Here We Go
A few weeks ago, I had the good fortune to attend the Google Cloud Summit in Chicago. Google used the event to differentiate its Google Cloud Platform from the offerings from the two largest cloud providers, AWS and Azure. I would argue, that if you don’t know what to do, pick AWS. If your company is already heavily invested in the Microsoft ecosystem, then pick Azure. If you want to leverage the best data analytics and Artificial Intelligence (AI) and Machine Learning (ML) tools available, then you should seriously consider picking Google.
The Democratization of AI
The fact is that there aren’t enough data scientists in the world. There are approximately 21M developers in the world and less than 1M data developers. There are probably only a few thousand AI/ML developers. Google claims to be a data and AI company and they want to make advanced data analytics and AI available to more people. They have developed tools that don’t necessarily require data scientists or AI/ML experts for simple or more general cases. It is no surprise that one of the main themes of the summit was “The Democratization of AI”.
Google has released a set of pre-trained AI building blocks that were built with Google’s data. These include models that are trained to recognize natural language, vision, and translated speech. You may ask “what does this mean to me?” There were some great demonstrations that showed the potential of Auto ML. It included all the steps needed to build a custom ML model including: data pre-processing, ML model design, ML parameter tuning, ML model evaluation, model deployment, and model updating. Google claims that Auto ML builds better models than most current open source models.
In one example, a presenter uploaded about a thousand tagged images of clouds (I don’t know if the pun was intended). Using the pre-built vision model, the presenter showed an app that was able to predict the type of cloud in an image with an accuracy of over 90%. Using a natural language-based model, you can develop an application that scans incoming customer emails and automatically routes it to the appropriate department. This is something that can address a real customer need.
G Suite – This Isn’t Your Dad’s Office Suite
Google also showed off the latest iteration of G Suite, their version of Office 365 (O365). Google claims that it’s secure, smart, and simple, and it is impressive. Google says that they currently have 4M paying G Suite customers which include WeWork, Nielsen, and Chicago Public Schools. Nielsen migrated their entire company to G Suite in a single weekend. It’s built on a different premise than O365. Historically, O365 was a tool set for a solitary worker that occasionally collaborated. More recently, Microsoft has bolted on tools like SharePoint and Teams to add collaboration capabilities. G Suite is designed around collaboration (Google says that 74% of all work is collaborative). Imagine an office suite built around Slack. That’s what G Suite looked like to me. Another way to think about it is as SharePoint on steroids (without the clumsiness of SharePoint). Oh, by the way, it can leverage their AI/ML tools fairly easily. You can use AI to build pivot tables and schedule meetings.
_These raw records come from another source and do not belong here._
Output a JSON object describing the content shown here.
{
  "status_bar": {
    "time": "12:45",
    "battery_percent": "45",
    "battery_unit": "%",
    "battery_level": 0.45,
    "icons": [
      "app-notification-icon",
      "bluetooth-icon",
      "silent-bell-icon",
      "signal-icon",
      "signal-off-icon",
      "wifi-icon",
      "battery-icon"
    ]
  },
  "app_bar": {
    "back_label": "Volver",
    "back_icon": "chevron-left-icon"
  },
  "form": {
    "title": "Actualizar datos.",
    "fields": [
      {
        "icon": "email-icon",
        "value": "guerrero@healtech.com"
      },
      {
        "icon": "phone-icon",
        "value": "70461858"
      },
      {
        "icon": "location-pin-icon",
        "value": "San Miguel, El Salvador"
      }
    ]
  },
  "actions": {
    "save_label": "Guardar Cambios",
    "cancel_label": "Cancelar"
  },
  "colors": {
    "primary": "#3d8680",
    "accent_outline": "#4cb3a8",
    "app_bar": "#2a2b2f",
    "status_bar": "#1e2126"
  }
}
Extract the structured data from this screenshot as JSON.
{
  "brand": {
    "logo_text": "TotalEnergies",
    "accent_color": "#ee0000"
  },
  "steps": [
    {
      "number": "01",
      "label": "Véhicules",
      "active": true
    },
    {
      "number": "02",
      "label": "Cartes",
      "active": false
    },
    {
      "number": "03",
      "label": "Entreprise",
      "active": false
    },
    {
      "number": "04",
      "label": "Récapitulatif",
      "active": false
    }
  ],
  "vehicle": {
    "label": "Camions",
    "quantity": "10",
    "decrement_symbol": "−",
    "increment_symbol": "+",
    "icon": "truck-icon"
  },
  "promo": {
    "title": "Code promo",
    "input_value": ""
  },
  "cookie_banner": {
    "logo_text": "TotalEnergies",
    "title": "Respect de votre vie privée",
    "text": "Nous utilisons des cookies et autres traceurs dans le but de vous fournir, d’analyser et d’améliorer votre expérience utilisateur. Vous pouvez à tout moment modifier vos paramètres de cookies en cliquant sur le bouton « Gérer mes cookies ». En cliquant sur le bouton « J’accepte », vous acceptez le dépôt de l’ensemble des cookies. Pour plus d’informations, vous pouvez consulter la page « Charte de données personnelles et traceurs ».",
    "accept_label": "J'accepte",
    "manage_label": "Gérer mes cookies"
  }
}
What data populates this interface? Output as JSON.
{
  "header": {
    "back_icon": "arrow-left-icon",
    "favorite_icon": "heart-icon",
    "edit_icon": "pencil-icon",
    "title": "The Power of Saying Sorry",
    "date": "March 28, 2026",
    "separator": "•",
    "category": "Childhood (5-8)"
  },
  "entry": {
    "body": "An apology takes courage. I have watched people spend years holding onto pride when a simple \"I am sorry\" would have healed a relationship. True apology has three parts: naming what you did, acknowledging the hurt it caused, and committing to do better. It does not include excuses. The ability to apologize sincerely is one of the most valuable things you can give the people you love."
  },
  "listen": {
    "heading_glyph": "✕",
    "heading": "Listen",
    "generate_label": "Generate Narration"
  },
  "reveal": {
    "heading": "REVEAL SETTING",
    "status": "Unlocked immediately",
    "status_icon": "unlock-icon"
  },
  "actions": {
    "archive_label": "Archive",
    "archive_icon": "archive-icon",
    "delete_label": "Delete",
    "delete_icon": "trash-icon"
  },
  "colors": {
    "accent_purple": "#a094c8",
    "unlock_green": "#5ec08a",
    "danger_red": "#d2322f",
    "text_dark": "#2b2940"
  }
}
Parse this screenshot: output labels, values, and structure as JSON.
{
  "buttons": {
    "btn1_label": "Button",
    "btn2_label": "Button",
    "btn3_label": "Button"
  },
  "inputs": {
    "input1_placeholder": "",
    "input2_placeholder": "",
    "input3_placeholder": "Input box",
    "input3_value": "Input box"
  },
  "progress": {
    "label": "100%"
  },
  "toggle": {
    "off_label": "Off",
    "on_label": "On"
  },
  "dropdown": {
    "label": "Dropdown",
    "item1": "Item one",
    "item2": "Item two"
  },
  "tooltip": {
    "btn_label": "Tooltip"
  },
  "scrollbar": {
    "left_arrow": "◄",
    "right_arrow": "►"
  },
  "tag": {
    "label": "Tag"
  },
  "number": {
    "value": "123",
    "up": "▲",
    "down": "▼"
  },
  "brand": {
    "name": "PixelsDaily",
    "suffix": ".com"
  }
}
As another aside, you can leverage their 3rd generation AI chips (TPUs – TensorFlow Processing Units) to speed up your ML models. Oh, and they also have custom silicon (Titan) for enhanced security.
Google says that a better name for AI is “Predictive Analytics”. I tend to agree. The term “Artificial Intelligence” is not very descriptive. Google also advises that if a company is not good at data analytics, it is not ready for predictive analytics.
Google may be the 3rd cloud provider today, but they are a potent adversary. I look forward to their future platform enhancements.